The weak real-estate market has been a boon to PairGain, allowing the company to move from cramped facilities in Cerritos to digs in Tustin that are twice as spacious, without a rise in rent. Equally important, the flat housing market has made it far easier for the firm to attract engineers and other workers from other regions of the state and country.
Yet, as PairGain and similar companies expand, realtors should not expect them to gobble up space, particularly office, at anything like ‘80s rates. For one thing, companies like PairGain rely on the latest telecommunications networking technologies, which means a leaner administration and fewer secretaries. PairGain employs only two secretaries and all its sales staff work out of their homes.
“We don’t need meeting coordinators and facilitators,” says PairGain CEO Charles S. Strauch. “Most of the people we hire are engineers, salespeople or skilled technicians with a manufacturing background.”

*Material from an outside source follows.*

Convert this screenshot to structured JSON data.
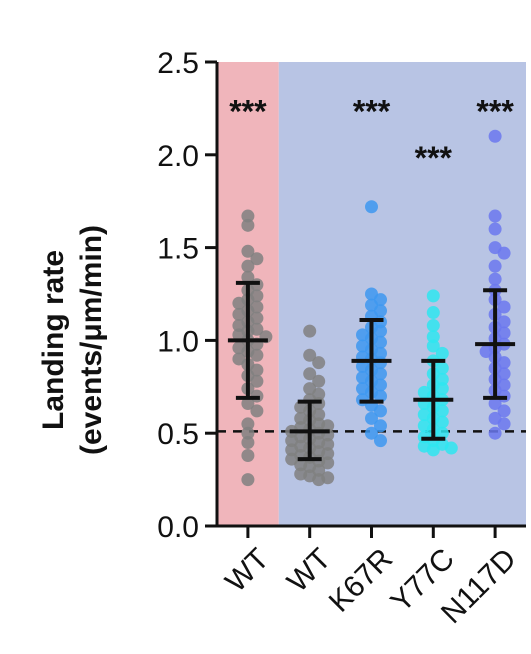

The new dynamics of competition, as well as advances in telecommunications technologies, suggest that the PairGain paradigm, while extreme, may become more commonplace in the new California economy. This may continue to drive middle managers, real estate and financial-services workers out of the state, even as in-migration has been increasing. In recent years, the inbound traffic has generally been younger, more affluent, better-educated people seeking jobs in entertainment, high technology and trade-related fields.

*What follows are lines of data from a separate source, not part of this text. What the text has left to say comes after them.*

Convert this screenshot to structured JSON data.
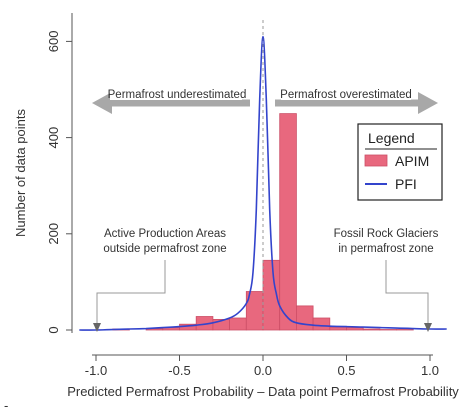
{
  "chart_data": {
    "type": "bar",
    "title": "",
    "xlabel": "Predicted Permafrost Probability – Data point Permafrost Probability",
    "ylabel": "Number of data points",
    "xlim": [
      -1.1,
      1.1
    ],
    "ylim": [
      0,
      650
    ],
    "x_ticks": [
      -1.0,
      -0.5,
      0.0,
      0.5,
      1.0
    ],
    "x_tick_labels": [
      "-1.0",
      "-0.5",
      "0.0",
      "0.5",
      "1.0"
    ],
    "y_ticks": [
      0,
      200,
      400,
      600
    ],
    "y_tick_labels": [
      "0",
      "200",
      "400",
      "600"
    ],
    "grid": false,
    "series": [
      {
        "name": "APIM",
        "kind": "histogram",
        "bin_width": 0.1,
        "bin_lefts": [
          -1.0,
          -0.9,
          -0.8,
          -0.7,
          -0.6,
          -0.5,
          -0.4,
          -0.3,
          -0.2,
          -0.1,
          0.0,
          0.1,
          0.2,
          0.3,
          0.4,
          0.5,
          0.6,
          0.7,
          0.8,
          0.9
        ],
        "values": [
          0,
          2,
          0,
          3,
          5,
          12,
          28,
          22,
          25,
          80,
          145,
          450,
          50,
          25,
          6,
          5,
          2,
          1,
          1,
          0
        ],
        "color": "#e8687e"
      },
      {
        "name": "PFI",
        "kind": "density-line",
        "x": [
          -1.1,
          -1.0,
          -0.9,
          -0.8,
          -0.7,
          -0.6,
          -0.5,
          -0.4,
          -0.3,
          -0.2,
          -0.15,
          -0.1,
          -0.08,
          -0.06,
          -0.04,
          -0.02,
          0.0,
          0.02,
          0.04,
          0.06,
          0.08,
          0.1,
          0.15,
          0.2,
          0.3,
          0.4,
          0.5,
          0.6,
          0.7,
          0.8,
          0.9,
          1.0,
          1.1
        ],
        "values": [
          0,
          0,
          1,
          2,
          3,
          5,
          7,
          10,
          15,
          25,
          35,
          55,
          75,
          120,
          250,
          480,
          610,
          480,
          250,
          120,
          75,
          50,
          25,
          15,
          10,
          8,
          7,
          6,
          5,
          4,
          3,
          2,
          2
        ],
        "color": "#3344cc"
      }
    ],
    "reference_line": {
      "x": 0.0,
      "style": "dashed"
    },
    "legend": {
      "title": "Legend",
      "position": "right",
      "items": [
        "APIM",
        "PFI"
      ]
    },
    "annotations": {
      "arrow_left": "Permafrost underestimated",
      "arrow_right": "Permafrost overestimated",
      "note_left": [
        "Active Production Areas",
        "outside permafrost zone"
      ],
      "note_right": [
        "Fossil Rock Glaciers",
        "in permafrost zone"
      ]
    },
    "footer_mark": "-"
  }
}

What is still missing, and desperately needed, is a greater understanding that California’s emerging recovery will not return us to the “good old days” as measured by the standards of the ‘80s, much less the ‘50s. Real-estate hyperinflation, limitless defense dollars and ever-ascending high-rise offices, which characterized the ‘80s, are history. Companies, developers and politicians waiting for such a recovery might as well wait for Godot.
Instead, Californians must begin to prepare themselves for a future economy that is globally connected, technologically proficient, commercially savvy and economically and socially diverse. And this new economy may well offer opportunities every bit as promising as those in the ‘80s.